Gründlinge sind kleine, morphologisch äußerst variable Fische aus der Familie der Cypriniden. Aufgrund dessen unterlag ihre Systematik und Taxonomie zahlreichen Überarbeitungen. Der zunehmende Einsatz molekularer Daten lieferte laufend neue Erkenntnisse bezüglich Artunterteilung, Taxonomie, geographischer Verbreitung, und dem Auftreten von intergenerischer sowie interspezifischer Hybridisierung. Aktuelle Studien befassten sich v.a. mit der Systematik, Phlyogenie und Phylogeographie von ost- und südosteuropäischen Gründlingsarten. Diese Arbeit behandelt Gründlinge des österreichischen Donausystems, da die genaue Artenzusammensetzung bzw. zugehörigkeit in diesen Gewässern erstaunlicherweise noch unbekannt ist. Es wurden DNA-Sequenzen von einem nuklearen (RPS7) und zwei mitochondriellen (COI, D-LOOP) Genen von 139 Individuen der Gattungen Gobio und Romanogobio generiert und im Kontext mit bereits veröffentlichten Gründlingsdaten aus ganz Europa analysiert. Sowohl phylogenetische Analysen, als auch die Konstruktion von Haplotypnetzwerken lassen auf einen Hybridschwarm der Gattung Gobio im österreichischen Donausystem schließen. Dieser Hybridschwarm setzt sich aus drei mitochondriellen Linien zusammen, die genetische Ähnlichkeiten mit west-, ost- und südosteuropäischen Arten der Gattung Gobio aufweisen. Die genetischen Distanzen zwischen diesen Linien lassen ein Alter von ungefähr einer Million Jahren vermuten und datieren somit den Ursprung dieser mitochondriellen Linien noch vor den letzten Glazialphasen des Pleistozäns. Die geringen genetischen Distanzen innerhalb dieser Linien lassen eine postglaziale Rekolonialisierung des österreichischen Donausystems vermuten. Im Gegensatz zu Gobio trennen sich die vier Arten der Gattung Romanogobio (inklusive einer neuen, möglicherweise in der oberen Mur endemischen Art) deutlicher auf. Diese unterscheiden sich sowohl morphologisch, als auch genetisch klar voneinander, wenngleich auch zwischen diesen Arten Anzeichen von vergangener und/oder gegenwärtiger intergenerischer und interspezifischer Hybridisierung festgestellt wurde.

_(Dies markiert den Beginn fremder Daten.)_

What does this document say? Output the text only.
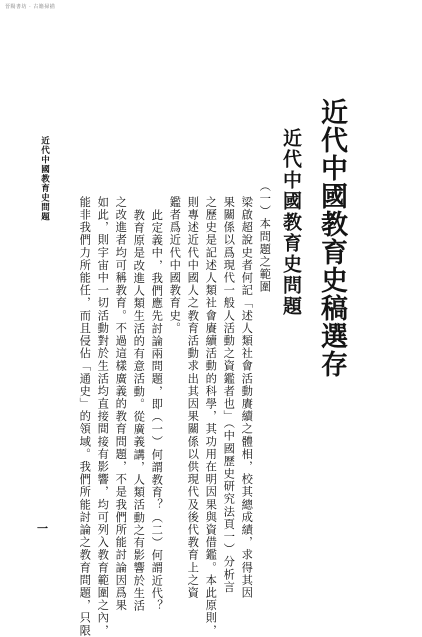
晉陽書坊 · 古籍掃描
近代中國教育史稿選存
近代中國教育史問題
（一）本問題之範圍
梁啟超說史者何記「述人類社會活動賡續之體相，校其總成績，求得其因
果關係以爲現代一般人活動之資鑑者也」（中國歷史研究法頁一）分析言
之歷史是記述人類社會賡續活動的科學，其功用在明因果與資借鑑。本此原則，
則專述近代中國人之教育活動求出其因果關係以供現代及後代教育上之資
鑑者爲近代中國教育史。
此定義中，我們應先討論兩問題，即（一）何謂教育？（二）何謂近代？
教育原是改進人類生活的有意活動。從廣義講，人類活動之有影響於生活
之改進者均可稱教育。不過這樣廣義的教育問題，不是我們所能討論因爲果
如此，則宇宙中一切活動對於生活均直接間接有影響，均可列入教育範圍之內，
能非我們力所能任，而且侵佔「通史」的領域。我們所能討論之教育問題，只限
近代中國教育史問題
一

Zusammenfassung (Englisch)

Gudgeons represent small, morphologically highly variable cyprinid fish. As a consequence, their systematics and taxonomy has been subject of numerous revisions. With the increased use of molecular data new light is shed on species subdivision, taxonomy, geographic distribution and patterns of interspecific and intergeneric hybridization. Recent studies on systematics, phylogeny and phylogeography of gudgeons mainly focused on eastern and southeastern European species. Here, I focus on gudgeons from the Austrian Danube system, as it is not yet clear which species actually inhabit the Austrian Danube system. Therefore I generated sequences from 139 specimen of the genera Gobio and Romanogobio of one nuclear (RPS7) and two mitochondrial (COI, D-LOOP) genes and analyzed them together with previously published data on gudgeons from all over Europe. Phylogenetic inference as well as haplotype network construction suggest that the Austrian Danube system is inhabited by a Gobio hybrid swarm. This hybrid swarm comprises three divergent mitochondrial lineages that cluster with western, eastern and southeastern Gobio species, respectively. Genetic distances among these mitochondrial lineages suggest that these lineages diverged about one million years ago, thus predating the last few glacial cycles of the Pleistocene. Little intra-lineage divergence imply recent, probably postglacial recolonization and admixture of these lineages in the Austrian Danube system is observed. In contrast, the four Romanogobio species native to Austria (including a new species presumably endemic to the upper Mur River) appear more clearly defined both in terms of morphology and genetics, despite signatures of occasional past and/or ongoing intergeneric and interspecific hybridization.